Written by: Sam Steffen
When I think about all the seminal childhood experiences I had kicking the dirt around my parents’ mailbox as I waited for the postal carrier to bring me a letter from some distant relative on my birthday; the times I sent away for something, or wrote to someone in the hopes that they would soon respond; the times I have eagerly torn into a paycheck from a job that I have worked, or despairingly revealed some bill from a power or gas supplier; or when, more generally, I think about mail as a vehicle of news and information, as a means of operating business, as a platform for initiating discussion and debate, as a political weapon and organizing tool, as one of the only available ways for prisoners to communicate with the world outside—when I think about all of this, I begin to suspect that I am not alone in this feeling, that there are a great many of you out there for whom the mail either is or has been, at some time or other, a fundamental preoccupation of your own.
One of the things that continues to baffle me about Broad Street Ministry’s Mail Service is how it actually works. Difficult as it is to keep track of the delivered mail of 3,000 people, there is an unavoidable and hopeless wondering that sets in when I begin to consider the undelivered portions of it on behalf of all those awaiting it. The times have not been few that I have gone home and sat up late only to put myself into a nervous, tossing sleep speculating where all of the cell-phones and social security checks and access cards have gotten to, which so many of our guests have been told in great confidence were sent out ages ago, and should have already arrived…
Fortunately, in the face of such continual pressing uncertainty, I have developed the following strategy. Whenever I am presented with the daily challenge of attempting to produce someone’s absent belonging, my initial thought is to wonder whether it’s still on the way. Often, I will verbalize this thought aloud, saying, with characteristic hopefulness: “Maybe it’s still in the mail?” This will sound like a cop-out to you, I am sure. Even so, I have, for no apparent reason of late become such a believer in the mail’s potential to contain everything it promises that these words were tantamount to a statement of faith.

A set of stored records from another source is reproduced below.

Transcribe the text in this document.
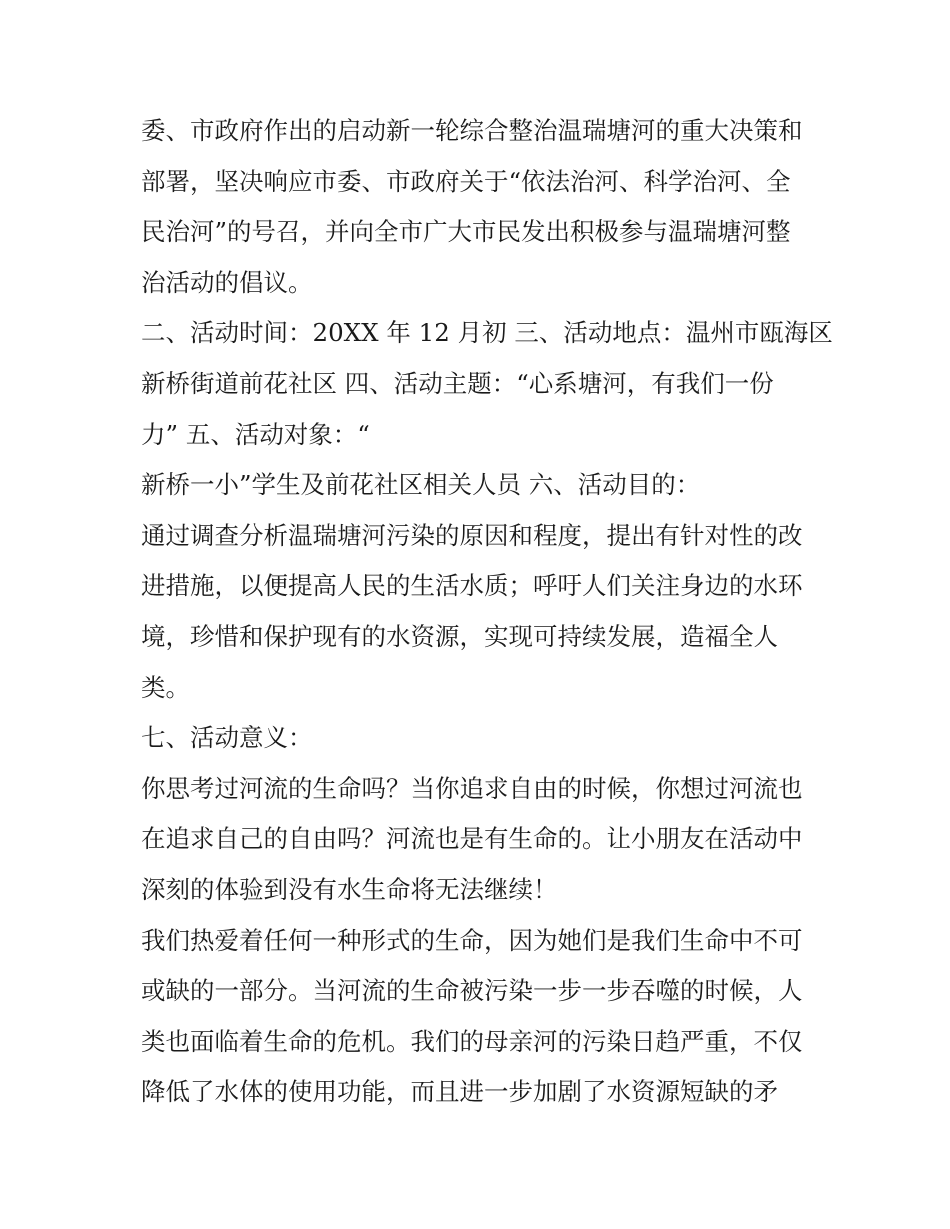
委、市政府作出的启动新一轮综合整治温瑞塘河的重大决策和
部署，坚决响应市委、市政府关于“依法治河、科学治河、全
民治河”的号召，并向全市广大市民发出积极参与温瑞塘河整
治活动的倡议。
二、活动时间：20XX 年 12 月初 三、活动地点：温州市瓯海区
新桥街道前花社区 四、活动主题：“心系塘河，有我们一份
力” 五、活动对象：“
新桥一小”学生及前花社区相关人员 六、活动目的：
通过调查分析温瑞塘河污染的原因和程度，提出有针对性的改
进措施，以便提高人民的生活水质；呼吁人们关注身边的水环
境，珍惜和保护现有的水资源，实现可持续发展，造福全人
类。
七、活动意义：
你思考过河流的生命吗？当你追求自由的时候，你想过河流也
在追求自己的自由吗？河流也是有生命的。让小朋友在活动中
深刻的体验到没有水生命将无法继续！
我们热爱着任何一种形式的生命，因为她们是我们生命中不可
或缺的一部分。当河流的生命被污染一步一步吞噬的时候，人
类也面临着生命的危机。我们的母亲河的污染日趋严重，不仅
降低了水体的使用功能，而且进一步加剧了水资源短缺的矛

And while the mail, as an institution, is certainly credited with being the source of some frustration and anxiety for those who must wait on it, day after day, it is no less frequently the source of gladness and gratitude, when long-awaited things arrive, as they sometimes do. I don’t mind saying that the frequent and distinct privilege of myself and many of those who work and volunteer in the Mail Service here at Broad Street is to be the final hand in this otherwise invisible process, that so often yields a real, material answer to someone’s lofted prayer. It’s a small thing, but it’s enough to convince me that we’re doing good work here, making the world a little better, and that—who knows?—maybe the best one yet to come is already in the mail.